Where usability testing fits into your research strategy

What, you don’t have a research strategy? Let’s think about the future here.

It’s not uncommon – and not bad – to be working in the present, reacting to the ever-growing demand for usability testing in your organization. “Ever-growing” is good. But when Jared Spool asked me to do a podcast with him recently to talk about what I think makes the difference between a good user experience team and a great user experience team, it got me thinking.

The recipe, based on my observations in dozens of corporations, comes down to these three main ingredients:

  • Vision
  • Strategy
  • Involvement

Vision is an overused word, but here I mean that you and your team have visualized the ideal customer experience — no limits, no constraints. Imagine the best possible interactions a customer could have with your organization at every touch point. Write it down.

Strategy means that you have a plan for reaching the vision. Over the long term, you can learn about and take into account customers’ contexts and goals while matching those up to the goals and objectives of the business.

Involvement calls all interested people in the business together (and that really should be everyone from management to design to development to support and anyone else in the organization) to embrace the vision and carry out the strategy across disciplines.

But I haven’t said much about usability testing yet. Where does it fit in? Everywhere. Part of my strategy would be to teach as many people in the organization to do usability testing as possible. You probably can’t do all the testing that is wanted (let alone needed). If you teach others to do it and coach them along the way, the customer ultimately benefits as the organization gains a closer, smarter understanding of the customer experience and can make evidence-based decisions about how to get to the ideal experience it shares a vision of.

Are you doing “user testing” or “usability testing”?

Calling anything user testing just seems bad. Okay, contrary to the usual content on this blog – which I’ve tried to make about method and technique – this discussion is philosophical and political. If you feel it isn’t decent to talk about the politics of user research in public, then you should perhaps click away right now.

I know, talking about “users” opens up another whole discussion that we’re not going to have here, now. In this post, I want to focus on the difference between “usability testing” and “user testing” and why we should be specific.

When I say “usability test,” what I’m talking about is testing a design for how usable it is. Rather, how unusable it is, because that’s what we can measure: how hard is it to use; how many errors do people make; how frustrated do people feel when using it. Usability testing is about finding the issues that leave a design lacking. By observing usability test sessions, a team can learn about what the issues are and make inferences about why they are happening to then implement informed design solutions.

If someone says “user testing,” what does that mean? Let’s talk about the two words separately.

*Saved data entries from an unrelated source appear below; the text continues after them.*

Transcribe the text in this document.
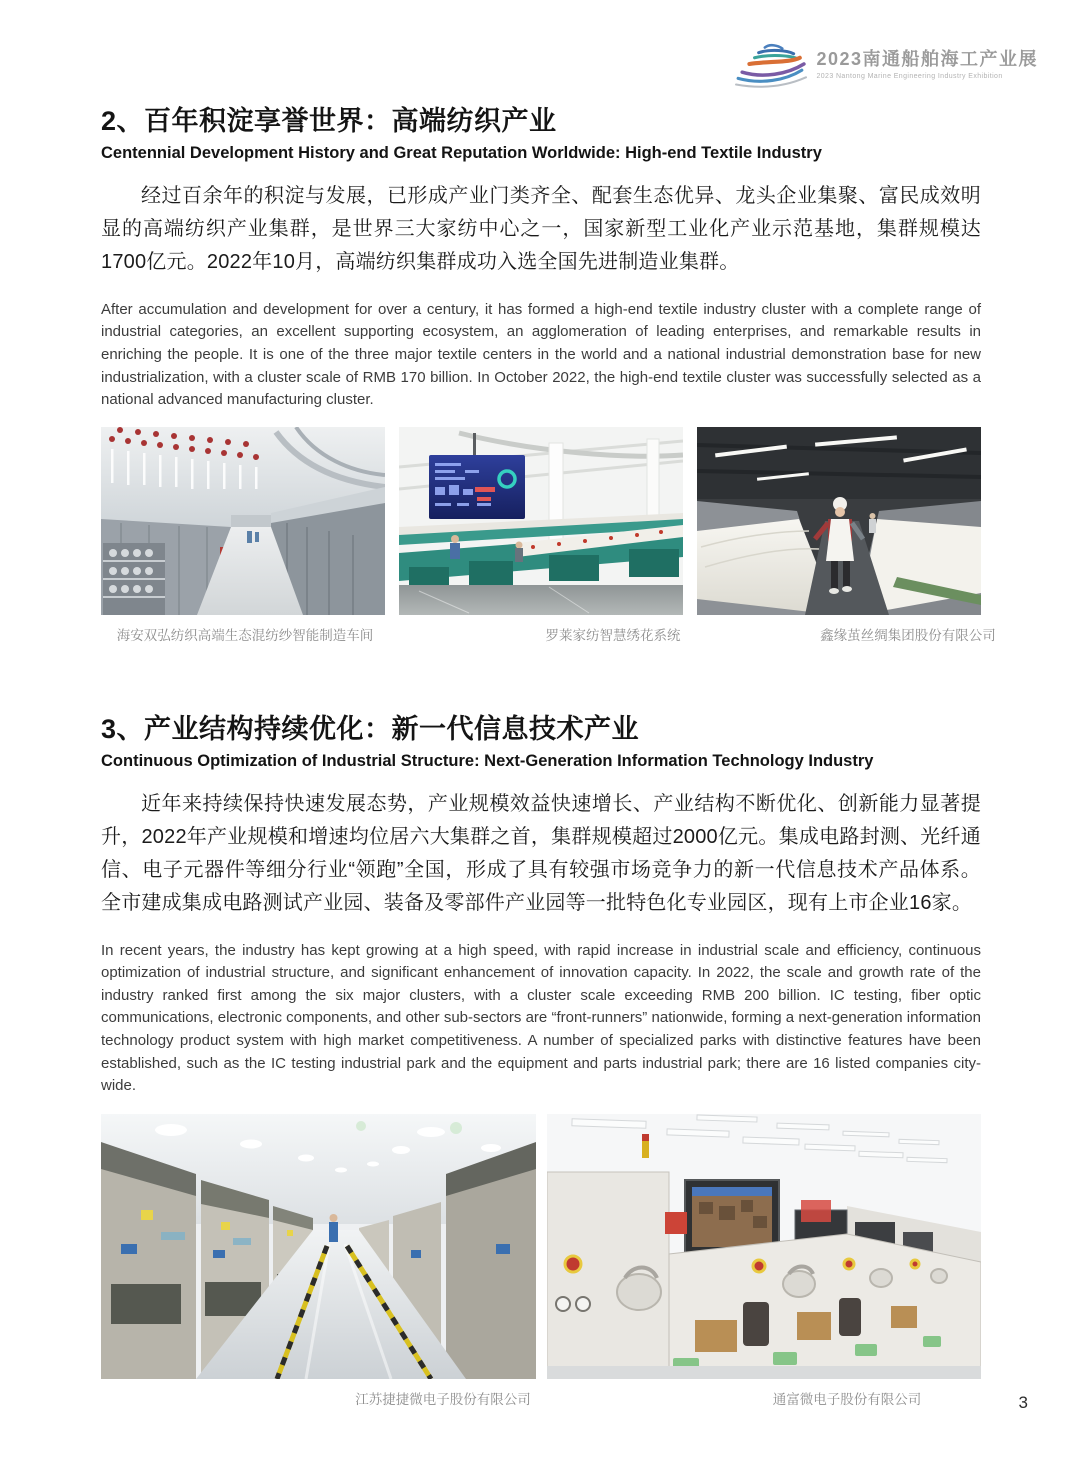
2023南通船舶海工产业展
2023 Nantong Marine Engineering Industry Exhibition
2、百年积淀享誉世界：高端纺织产业
Centennial Development History and Great Reputation Worldwide: High-end Textile Industry

经过百余年的积淀与发展，已形成产业门类齐全、配套生态优异、龙头企业集聚、富民成效明显的高端纺织产业集群，是世界三大家纺中心之一，国家新型工业化产业示范基地，集群规模达1700亿元。2022年10月，高端纺织集群成功入选全国先进制造业集群。

After accumulation and development for over a century, it has formed a high-end textile industry cluster with a complete range of industrial categories, an excellent supporting ecosystem, an agglomeration of leading enterprises, and remarkable results in enriching the people. It is one of the three major textile centers in the world and a national industrial demonstration base for new industrialization, with a cluster scale of RMB 170 billion. In October 2022, the high-end textile cluster was successfully selected as a national advanced manufacturing cluster.

海安双弘纺织高端生态混纺纱智能制造车间	罗莱家纺智慧绣花系统	鑫缘茧丝绸集团股份有限公司
3、产业结构持续优化：新一代信息技术产业
Continuous Optimization of Industrial Structure: Next-Generation Information Technology Industry

近年来持续保持快速发展态势，产业规模效益快速增长、产业结构不断优化、创新能力显著提升，2022年产业规模和增速均位居六大集群之首，集群规模超过2000亿元。集成电路封测、光纤通信、电子元器件等细分行业“领跑”全国，形成了具有较强市场竞争力的新一代信息技术产品体系。全市建成集成电路测试产业园、装备及零部件产业园等一批特色化专业园区，现有上市企业16家。

In recent years, the industry has kept growing at a high speed, with rapid increase in industrial scale and efficiency, continuous optimization of industrial structure, and significant enhancement of innovation capacity. In 2022, the scale and growth rate of the industry ranked first among the six major clusters, with a cluster scale exceeding RMB 200 billion. IC testing, fiber optic communications, electronic components, and other sub-sectors are “front-runners” nationwide, forming a next-generation information technology product system with high market competitiveness. A number of specialized parks with distinctive features have been established, such as the IC testing industrial park and the equipment and parts industrial park; there are 16 listed companies city-wide.

江苏捷捷微电子股份有限公司	通富微电子股份有限公司	3
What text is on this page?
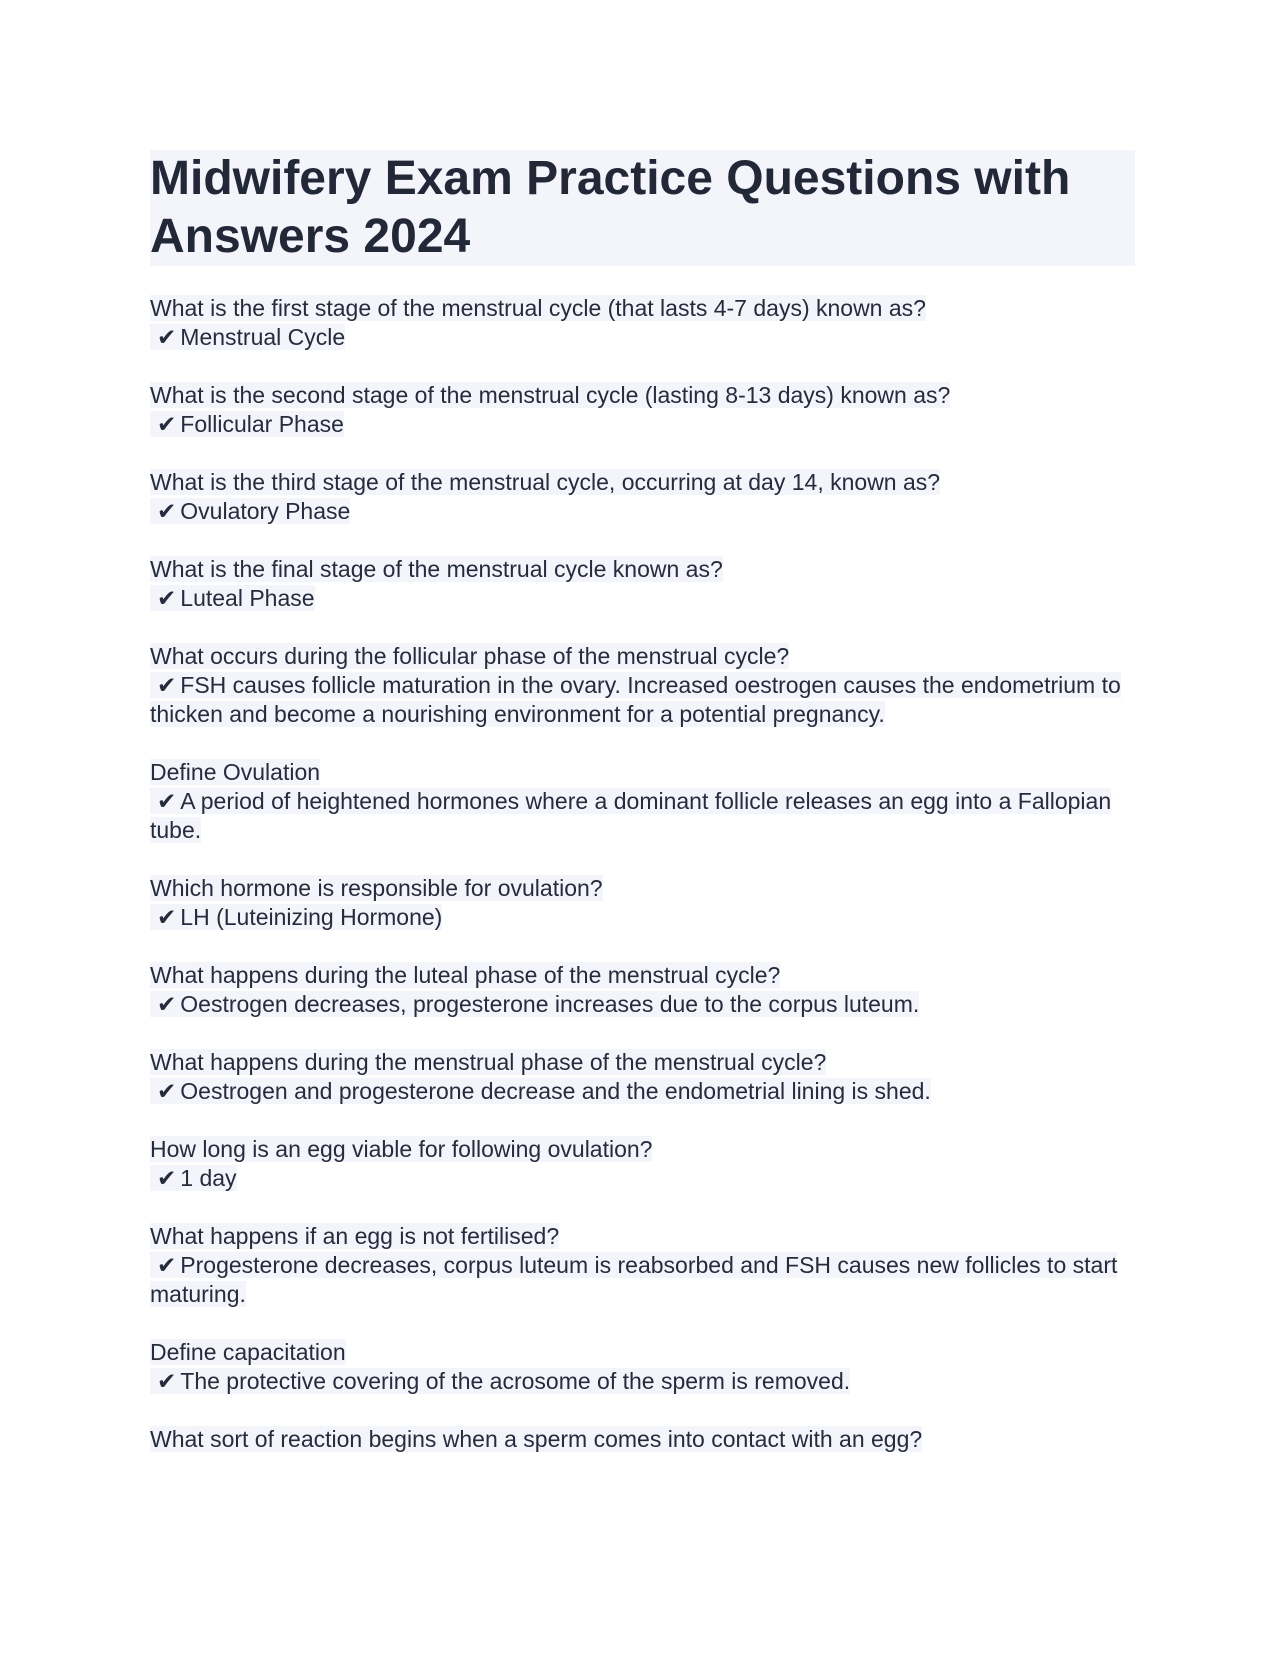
Midwifery Exam Practice Questions with Answers 2024
What is the first stage of the menstrual cycle (that lasts 4-7 days) known as?
✔ Menstrual Cycle
What is the second stage of the menstrual cycle (lasting 8-13 days) known as?
✔ Follicular Phase
What is the third stage of the menstrual cycle, occurring at day 14, known as?
✔ Ovulatory Phase
What is the final stage of the menstrual cycle known as?
✔ Luteal Phase
What occurs during the follicular phase of the menstrual cycle?
✔ FSH causes follicle maturation in the ovary. Increased oestrogen causes the endometrium to thicken and become a nourishing environment for a potential pregnancy.
Define Ovulation
✔ A period of heightened hormones where a dominant follicle releases an egg into a Fallopian tube.
Which hormone is responsible for ovulation?
✔ LH (Luteinizing Hormone)
What happens during the luteal phase of the menstrual cycle?
✔ Oestrogen decreases, progesterone increases due to the corpus luteum.
What happens during the menstrual phase of the menstrual cycle?
✔ Oestrogen and progesterone decrease and the endometrial lining is shed.
How long is an egg viable for following ovulation?
✔ 1 day
What happens if an egg is not fertilised?
✔ Progesterone decreases, corpus luteum is reabsorbed and FSH causes new follicles to start maturing.
Define capacitation
✔ The protective covering of the acrosome of the sperm is removed.
What sort of reaction begins when a sperm comes into contact with an egg?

First, what’s a “user”? It is true that we ask people who use (or who might use) a design to take part in the study of how usable the design is, and some of us might refer to those people as “users” of the product.

Now, “testing” is about using some specified method for evaluating something. If you call it “user testing,” it sure sounds like you are evaluating users, even though what you probably mean to say is that you’re putting a design in front of users to see how they evaluate it. It’s shorthand, but I think it is the wrong shorthand.

If the point is to observe people interacting with a design to see where the flaws in the design are and why those elements aren’t successful, then you’re going beyond user testing. You’re at usability testing. That’s what I do as part of my user research practice. I try not to test the users in the process.